Both Mondelez and Merck then sued their respective insurers. The insurers argued that the attack had been attributed to the Russian government by many different countries, including the US, and pointed out that in previous insurance disputes about whether events such as plane hijackings or missile attacks were covered by insurance, the question of whether a sovereign power or military was behind the incident was usually crucial to determining whether something was war or not.
Meanwhile, Mondelez and Merck disputed that NotPetya was a “warlike action” and Merck further noted that it is not certain Russia was behind the attack, given the difficulties of definitively attributing cyber attacks to a particular perpetrator.

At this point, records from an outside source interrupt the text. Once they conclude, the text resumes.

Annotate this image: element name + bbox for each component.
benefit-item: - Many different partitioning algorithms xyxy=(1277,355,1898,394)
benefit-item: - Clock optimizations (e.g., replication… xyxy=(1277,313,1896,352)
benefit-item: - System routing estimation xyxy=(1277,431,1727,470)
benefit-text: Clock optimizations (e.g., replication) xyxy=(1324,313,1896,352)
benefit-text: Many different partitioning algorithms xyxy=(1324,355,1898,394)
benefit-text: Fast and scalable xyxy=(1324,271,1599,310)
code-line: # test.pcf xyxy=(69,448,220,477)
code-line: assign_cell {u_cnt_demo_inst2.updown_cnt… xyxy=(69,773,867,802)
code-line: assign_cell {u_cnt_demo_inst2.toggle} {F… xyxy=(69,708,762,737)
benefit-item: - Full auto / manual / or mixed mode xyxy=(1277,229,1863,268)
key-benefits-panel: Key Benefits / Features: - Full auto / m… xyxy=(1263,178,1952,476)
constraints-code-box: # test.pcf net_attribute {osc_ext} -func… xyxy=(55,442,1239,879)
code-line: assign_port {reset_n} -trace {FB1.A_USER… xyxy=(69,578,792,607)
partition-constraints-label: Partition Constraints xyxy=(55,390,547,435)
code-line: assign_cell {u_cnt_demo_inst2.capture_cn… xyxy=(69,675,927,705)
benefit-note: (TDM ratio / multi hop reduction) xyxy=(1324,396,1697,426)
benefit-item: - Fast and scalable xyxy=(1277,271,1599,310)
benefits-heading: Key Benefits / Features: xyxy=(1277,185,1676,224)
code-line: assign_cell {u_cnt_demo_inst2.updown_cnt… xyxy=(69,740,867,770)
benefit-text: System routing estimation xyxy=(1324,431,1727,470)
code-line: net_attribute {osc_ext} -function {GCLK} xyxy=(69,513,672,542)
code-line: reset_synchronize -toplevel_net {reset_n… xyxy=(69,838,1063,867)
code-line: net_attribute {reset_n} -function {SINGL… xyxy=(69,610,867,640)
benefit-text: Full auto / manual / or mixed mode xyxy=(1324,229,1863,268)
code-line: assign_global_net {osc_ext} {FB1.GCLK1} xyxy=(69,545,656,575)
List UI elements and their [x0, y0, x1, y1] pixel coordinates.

The Mondelez case is still pending, but Merck won its case in December, when a New Jersey court found that the insurers could not exclude NotPetya from their coverage because the war exclusion “applied only to traditional forms of warfare”. It was a significant victory for the company but it may not be a long-lived one for others that fall victim to state-sponsored cyber attacks in the future.
Earlier this month, Lloyd’s of London issued a bulletin noting that, “when writing cyber attack risks, underwriters need to take account of the possibility that state backed attacks may occur outside of a war involving physical force”. Since the Merck ruling suggests that these attacks may not be considered sufficiently “warlike” to fall under existing war exclusions, the Lloyd’s bulletin requires underwriters to start explicitly excluding certain types of state-backed cyber attacks from their coverage, especially attacks that “significantly impair the ability of a state to function” or “that significantly impair the security capabilities of a state.”

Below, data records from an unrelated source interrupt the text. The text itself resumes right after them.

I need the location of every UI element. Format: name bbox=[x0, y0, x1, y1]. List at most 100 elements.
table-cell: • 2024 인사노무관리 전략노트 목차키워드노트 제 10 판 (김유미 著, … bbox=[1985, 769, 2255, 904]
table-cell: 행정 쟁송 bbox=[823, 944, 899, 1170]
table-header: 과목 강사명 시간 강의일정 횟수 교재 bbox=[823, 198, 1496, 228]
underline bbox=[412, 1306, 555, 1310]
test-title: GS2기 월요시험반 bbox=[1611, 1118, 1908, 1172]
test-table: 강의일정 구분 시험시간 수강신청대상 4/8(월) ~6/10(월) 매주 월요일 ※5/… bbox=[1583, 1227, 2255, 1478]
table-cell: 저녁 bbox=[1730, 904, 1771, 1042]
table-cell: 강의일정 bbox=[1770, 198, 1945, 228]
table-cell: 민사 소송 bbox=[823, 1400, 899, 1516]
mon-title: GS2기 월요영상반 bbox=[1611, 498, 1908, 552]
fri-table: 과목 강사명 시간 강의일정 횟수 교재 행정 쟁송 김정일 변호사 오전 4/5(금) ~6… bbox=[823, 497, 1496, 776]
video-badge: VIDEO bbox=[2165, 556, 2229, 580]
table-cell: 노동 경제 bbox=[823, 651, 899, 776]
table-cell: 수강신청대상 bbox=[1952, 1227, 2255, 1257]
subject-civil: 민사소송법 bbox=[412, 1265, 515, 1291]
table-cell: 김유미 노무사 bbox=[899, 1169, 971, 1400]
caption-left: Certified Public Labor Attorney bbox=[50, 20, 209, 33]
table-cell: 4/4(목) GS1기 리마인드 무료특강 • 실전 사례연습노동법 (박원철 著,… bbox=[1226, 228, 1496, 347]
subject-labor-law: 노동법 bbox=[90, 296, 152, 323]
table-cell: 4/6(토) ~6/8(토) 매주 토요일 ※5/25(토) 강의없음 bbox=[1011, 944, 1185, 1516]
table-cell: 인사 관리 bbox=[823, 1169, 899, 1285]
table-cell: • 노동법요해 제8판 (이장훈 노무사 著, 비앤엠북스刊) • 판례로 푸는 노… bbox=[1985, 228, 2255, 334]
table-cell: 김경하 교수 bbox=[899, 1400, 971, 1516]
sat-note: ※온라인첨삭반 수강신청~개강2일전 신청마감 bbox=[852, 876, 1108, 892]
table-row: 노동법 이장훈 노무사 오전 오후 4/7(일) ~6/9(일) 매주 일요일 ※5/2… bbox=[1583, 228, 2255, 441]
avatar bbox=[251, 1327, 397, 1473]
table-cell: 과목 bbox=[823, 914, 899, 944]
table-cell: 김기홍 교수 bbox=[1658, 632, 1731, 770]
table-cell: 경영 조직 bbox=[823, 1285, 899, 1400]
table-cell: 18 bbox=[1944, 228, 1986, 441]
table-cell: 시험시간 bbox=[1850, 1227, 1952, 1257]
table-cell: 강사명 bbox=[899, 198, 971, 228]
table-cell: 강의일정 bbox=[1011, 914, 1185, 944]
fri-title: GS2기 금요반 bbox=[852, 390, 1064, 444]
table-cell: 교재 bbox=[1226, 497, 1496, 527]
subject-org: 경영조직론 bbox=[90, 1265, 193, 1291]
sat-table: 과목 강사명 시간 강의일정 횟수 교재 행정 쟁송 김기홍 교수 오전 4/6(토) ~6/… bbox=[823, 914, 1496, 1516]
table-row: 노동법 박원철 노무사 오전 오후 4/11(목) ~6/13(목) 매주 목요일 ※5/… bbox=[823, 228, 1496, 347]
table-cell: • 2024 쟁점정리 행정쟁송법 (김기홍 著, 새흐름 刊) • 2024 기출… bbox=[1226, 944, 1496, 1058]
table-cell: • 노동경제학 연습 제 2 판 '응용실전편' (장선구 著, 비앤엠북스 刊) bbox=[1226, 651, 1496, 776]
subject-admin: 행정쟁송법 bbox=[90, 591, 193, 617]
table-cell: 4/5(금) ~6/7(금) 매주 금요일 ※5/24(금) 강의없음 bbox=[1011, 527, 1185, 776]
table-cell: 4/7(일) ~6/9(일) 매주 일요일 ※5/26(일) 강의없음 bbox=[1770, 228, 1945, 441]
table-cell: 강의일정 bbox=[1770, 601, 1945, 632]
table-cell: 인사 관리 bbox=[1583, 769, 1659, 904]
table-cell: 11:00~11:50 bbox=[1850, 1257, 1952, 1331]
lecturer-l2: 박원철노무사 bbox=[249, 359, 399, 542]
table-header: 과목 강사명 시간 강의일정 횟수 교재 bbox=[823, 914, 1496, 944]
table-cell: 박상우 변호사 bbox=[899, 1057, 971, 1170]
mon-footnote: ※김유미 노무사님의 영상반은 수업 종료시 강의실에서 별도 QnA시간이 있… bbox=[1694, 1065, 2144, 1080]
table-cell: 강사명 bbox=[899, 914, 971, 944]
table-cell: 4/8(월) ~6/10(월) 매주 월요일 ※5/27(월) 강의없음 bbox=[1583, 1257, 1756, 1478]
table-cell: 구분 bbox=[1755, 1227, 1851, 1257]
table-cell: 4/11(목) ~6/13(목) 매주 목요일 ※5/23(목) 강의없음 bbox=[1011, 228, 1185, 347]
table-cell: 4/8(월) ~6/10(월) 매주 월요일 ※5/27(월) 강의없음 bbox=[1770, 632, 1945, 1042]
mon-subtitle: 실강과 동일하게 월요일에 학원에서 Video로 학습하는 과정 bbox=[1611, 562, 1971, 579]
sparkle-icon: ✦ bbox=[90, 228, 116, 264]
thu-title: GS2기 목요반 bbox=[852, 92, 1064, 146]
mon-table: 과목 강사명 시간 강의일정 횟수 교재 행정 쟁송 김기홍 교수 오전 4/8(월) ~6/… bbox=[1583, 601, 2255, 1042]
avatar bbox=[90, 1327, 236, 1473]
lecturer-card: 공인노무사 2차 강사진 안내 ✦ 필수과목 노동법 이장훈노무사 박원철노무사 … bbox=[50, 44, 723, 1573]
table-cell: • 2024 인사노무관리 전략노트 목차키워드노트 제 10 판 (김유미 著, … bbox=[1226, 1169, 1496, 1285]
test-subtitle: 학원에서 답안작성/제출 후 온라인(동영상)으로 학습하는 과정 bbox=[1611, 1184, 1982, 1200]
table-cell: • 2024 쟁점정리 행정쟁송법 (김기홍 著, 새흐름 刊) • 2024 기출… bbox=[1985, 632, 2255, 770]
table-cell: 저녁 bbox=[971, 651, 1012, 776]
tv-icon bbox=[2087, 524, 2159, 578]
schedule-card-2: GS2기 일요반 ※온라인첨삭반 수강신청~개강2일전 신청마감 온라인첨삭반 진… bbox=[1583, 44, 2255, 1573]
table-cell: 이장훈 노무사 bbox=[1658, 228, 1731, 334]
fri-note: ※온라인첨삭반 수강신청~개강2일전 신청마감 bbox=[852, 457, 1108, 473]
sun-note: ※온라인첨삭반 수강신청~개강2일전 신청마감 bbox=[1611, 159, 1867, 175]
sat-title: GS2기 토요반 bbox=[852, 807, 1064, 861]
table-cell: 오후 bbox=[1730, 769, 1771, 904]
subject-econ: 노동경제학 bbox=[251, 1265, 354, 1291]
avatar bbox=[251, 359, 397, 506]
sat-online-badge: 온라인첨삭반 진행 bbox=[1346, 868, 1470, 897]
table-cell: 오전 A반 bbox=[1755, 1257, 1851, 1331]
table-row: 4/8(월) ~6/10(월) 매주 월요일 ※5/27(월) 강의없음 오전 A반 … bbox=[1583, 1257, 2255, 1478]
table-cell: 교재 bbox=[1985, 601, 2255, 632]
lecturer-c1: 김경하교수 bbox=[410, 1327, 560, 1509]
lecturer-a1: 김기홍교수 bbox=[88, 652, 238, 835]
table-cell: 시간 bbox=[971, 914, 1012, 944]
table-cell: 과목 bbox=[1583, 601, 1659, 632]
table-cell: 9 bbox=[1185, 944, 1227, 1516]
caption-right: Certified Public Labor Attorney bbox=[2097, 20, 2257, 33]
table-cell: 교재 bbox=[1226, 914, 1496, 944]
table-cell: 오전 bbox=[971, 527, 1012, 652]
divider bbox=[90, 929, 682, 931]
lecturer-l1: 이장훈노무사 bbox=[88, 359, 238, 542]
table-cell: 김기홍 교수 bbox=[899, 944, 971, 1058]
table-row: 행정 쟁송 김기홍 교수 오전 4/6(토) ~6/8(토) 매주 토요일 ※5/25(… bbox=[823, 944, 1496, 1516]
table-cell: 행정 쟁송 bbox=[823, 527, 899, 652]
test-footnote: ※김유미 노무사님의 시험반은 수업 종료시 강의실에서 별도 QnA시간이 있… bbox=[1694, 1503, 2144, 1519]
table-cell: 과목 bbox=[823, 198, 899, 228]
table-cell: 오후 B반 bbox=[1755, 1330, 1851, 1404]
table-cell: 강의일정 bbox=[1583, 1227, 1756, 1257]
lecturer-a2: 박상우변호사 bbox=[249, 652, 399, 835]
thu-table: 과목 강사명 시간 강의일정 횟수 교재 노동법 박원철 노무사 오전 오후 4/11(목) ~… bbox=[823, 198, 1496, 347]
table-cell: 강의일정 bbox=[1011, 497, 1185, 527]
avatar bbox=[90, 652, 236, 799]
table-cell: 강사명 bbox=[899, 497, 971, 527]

These new exclusions may help insurers to lower costs in the short term, but they will be bad for the cyber-insurance market in the long term. State-sponsored cyber attacks are now so commonplace that if insurers start refusing to cover them at the same time as governments continue ramping up their cyber capabilities, then companies won’t buy these insurance policies.
Not only will this mean that companies end up less able to recover financially from cyber attacks but it may also make them more likely. There is concern that companies deciding not to buy cyber-insurance may also take fewer security precautions to protect their own data and networks because they no longer have to meet the requirements of their insurers.
Insurers must understand that no one will want to buy (increasingly expensive) policies that don’t cover attacks by some of the most sophisticated and active online adversaries. By only excluding from their coverage those cyber attacks that occur in the context of wars involving physical force, insurers can both better protect their policyholders and also their own business in a world now constantly on alert.